Having played 109 games with the Wildcats, Pesce opted to forgo his final year of eligibility signing a three-year entry-level contract with the Carolina Hurricanes on March 27, 2015. He was signed to an amateur try-out contract with the Hurricanes AHL affiliate, the Charlotte Checkers, and made his professional debut on April 2, 2015, against the Oklahoma City Barons. He appeared in the Checkers final four homes games to conclude the 2014–15 regular season.

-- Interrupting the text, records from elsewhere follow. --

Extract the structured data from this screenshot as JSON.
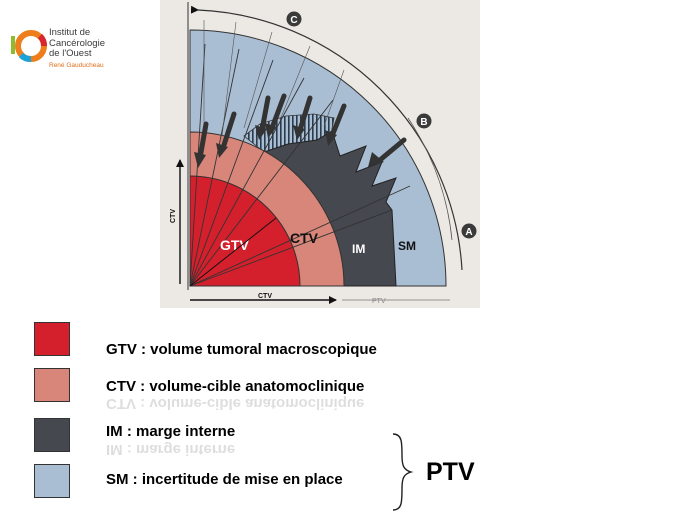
{
  "logo": {
    "line1": "Institut de",
    "line2": "Cancérologie",
    "line3": "de l'Ouest",
    "subtitle": "René Gauducheau",
    "colors": {
      "green": "#8dbd2c",
      "orange": "#ee7d1b",
      "red": "#d9252d",
      "blue": "#1ba3d9"
    }
  },
  "diagram": {
    "markers": {
      "a": "A",
      "b": "B",
      "c": "C"
    },
    "zones": {
      "gtv": "GTV",
      "ctv": "CTV",
      "im": "IM",
      "sm": "SM"
    },
    "axes": {
      "vertical": "CTV",
      "horizontal_ctv": "CTV",
      "horizontal_ptv": "PTV"
    },
    "colors": {
      "gtv": "#d4202c",
      "ctv": "#d8867a",
      "im": "#45484e",
      "sm": "#a9bdd3",
      "background": "#ece9e4"
    }
  },
  "legend": {
    "items": [
      {
        "key": "gtv",
        "label": "GTV : volume tumoral macroscopique",
        "color": "#d4202c"
      },
      {
        "key": "ctv",
        "label": "CTV : volume-cible anatomoclinique",
        "color": "#d8867a"
      },
      {
        "key": "im",
        "label": "IM : marge interne",
        "color": "#45484e"
      },
      {
        "key": "sm",
        "label": "SM : incertitude de mise en place",
        "color": "#a9bdd3"
      }
    ],
    "ptv": "PTV"
  }
}
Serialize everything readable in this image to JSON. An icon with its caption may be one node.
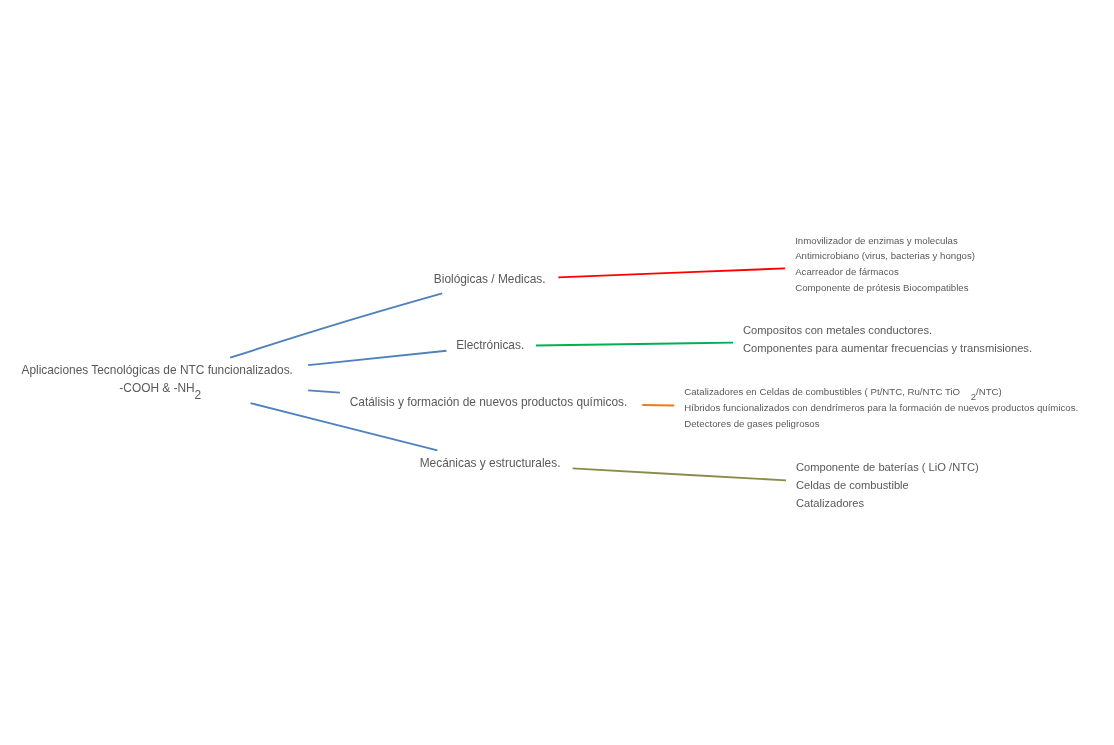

After attending the Hurricanes 2015 training camp, Pesce was re-assigned to begin his rookie 2015–16 season with the Checkers. On October 14, 2015, Pesce received his first NHL recall by Carolina and was a healthy scratch. Pesce was returned to the Checkers, however during his second recall to the Hurricanes made his NHL debut in a 5–2 defeat against the San Jose Sharks on October 24, 2015. On November 22, 2015, he scored his first NHL goal, and had an assist, to get the Hurricanes a 4–3 win over the Los Angeles Kings.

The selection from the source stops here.